I’ve been giving Syriza something of a bashing this week (which I think they richly deserve) but the great thing in their favour is the desire to make Greece a more open, honest and accountable culture. It is the ultimate c-word, and the only way real radicals can effect change now. We need a different way of rolling back greed through education and example: what we don’t need is the old Big State Left and Neolib Right ideologies replayed yet again: they don’t bear any relevance to social anthropology, and so I switch off once the empty historical syntax gets trotted out.
Syriza’s form of localism appeals to me because its communal and bottom-up. Sadly, I now fear that the situation will go tits-up before they get the chance to put it into practice. One thing people who don’t ‘get’ Greece can’t grasp is that Syriza’s ‘natural’ franchise of voters is probably under 6%, if not less. It is a loose collaboration of convenience designed to stand up to Brussels and get rid of the Greek oligarchy. Once people think its leaders are just as boneless as their predecessors, Greek politics could easily descend into chaos…perhaps even civil war.
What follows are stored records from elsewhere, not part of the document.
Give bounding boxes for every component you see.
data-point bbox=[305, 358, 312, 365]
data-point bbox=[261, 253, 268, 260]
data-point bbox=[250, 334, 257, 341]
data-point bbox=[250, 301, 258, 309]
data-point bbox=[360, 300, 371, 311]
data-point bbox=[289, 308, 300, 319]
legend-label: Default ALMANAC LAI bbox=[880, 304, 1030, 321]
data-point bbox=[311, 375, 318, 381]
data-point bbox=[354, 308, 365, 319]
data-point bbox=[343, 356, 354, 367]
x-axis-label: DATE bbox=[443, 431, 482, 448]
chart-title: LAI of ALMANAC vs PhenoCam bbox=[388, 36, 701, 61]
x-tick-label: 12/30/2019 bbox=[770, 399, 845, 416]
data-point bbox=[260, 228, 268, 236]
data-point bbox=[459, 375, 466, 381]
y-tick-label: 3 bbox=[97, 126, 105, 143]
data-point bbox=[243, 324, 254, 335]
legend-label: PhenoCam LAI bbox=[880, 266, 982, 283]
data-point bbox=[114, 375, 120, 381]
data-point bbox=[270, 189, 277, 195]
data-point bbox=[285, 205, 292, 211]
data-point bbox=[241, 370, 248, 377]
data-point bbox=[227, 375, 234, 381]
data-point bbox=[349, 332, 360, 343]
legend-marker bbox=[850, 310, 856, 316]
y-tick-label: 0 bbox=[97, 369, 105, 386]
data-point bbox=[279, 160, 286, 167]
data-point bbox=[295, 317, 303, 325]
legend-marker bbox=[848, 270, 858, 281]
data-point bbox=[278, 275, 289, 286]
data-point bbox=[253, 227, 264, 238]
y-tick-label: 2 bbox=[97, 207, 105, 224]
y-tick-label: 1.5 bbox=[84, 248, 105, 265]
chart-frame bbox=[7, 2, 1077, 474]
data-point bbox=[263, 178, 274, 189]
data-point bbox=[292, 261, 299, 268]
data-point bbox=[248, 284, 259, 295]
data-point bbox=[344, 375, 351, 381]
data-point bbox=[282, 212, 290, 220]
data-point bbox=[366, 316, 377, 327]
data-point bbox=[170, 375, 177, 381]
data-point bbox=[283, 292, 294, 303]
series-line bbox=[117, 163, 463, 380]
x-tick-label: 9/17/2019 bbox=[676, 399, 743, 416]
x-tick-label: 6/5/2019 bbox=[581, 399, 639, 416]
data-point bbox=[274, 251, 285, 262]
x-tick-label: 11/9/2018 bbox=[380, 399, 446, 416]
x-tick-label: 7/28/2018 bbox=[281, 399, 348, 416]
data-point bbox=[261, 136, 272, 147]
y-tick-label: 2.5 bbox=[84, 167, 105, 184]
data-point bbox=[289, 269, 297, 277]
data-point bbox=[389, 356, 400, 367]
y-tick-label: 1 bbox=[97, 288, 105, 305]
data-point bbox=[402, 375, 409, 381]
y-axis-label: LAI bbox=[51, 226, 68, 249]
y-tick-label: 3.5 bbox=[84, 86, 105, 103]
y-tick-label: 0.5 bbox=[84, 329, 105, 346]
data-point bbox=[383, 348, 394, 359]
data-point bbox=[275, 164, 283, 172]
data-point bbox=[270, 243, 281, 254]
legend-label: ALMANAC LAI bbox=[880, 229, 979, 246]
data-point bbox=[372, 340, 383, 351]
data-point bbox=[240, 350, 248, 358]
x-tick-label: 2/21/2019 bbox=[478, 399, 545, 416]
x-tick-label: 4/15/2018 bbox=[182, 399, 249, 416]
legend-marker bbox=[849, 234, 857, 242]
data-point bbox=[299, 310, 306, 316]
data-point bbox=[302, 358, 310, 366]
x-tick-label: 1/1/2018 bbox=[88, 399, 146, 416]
But Tsipras and co still have a chance – albeit a slim one – to tell the EU where to get off, and then watch as the opposing edifice collapses in acrimony. If they do, then four things have to go in Greece: neoliberal drivel, privately funded political Parties, dishonest officials, and lobbying. If they can start to make a go of that alongside communal support and better education, they might just achieve something truly worthwhile for citizens everywhere around the World.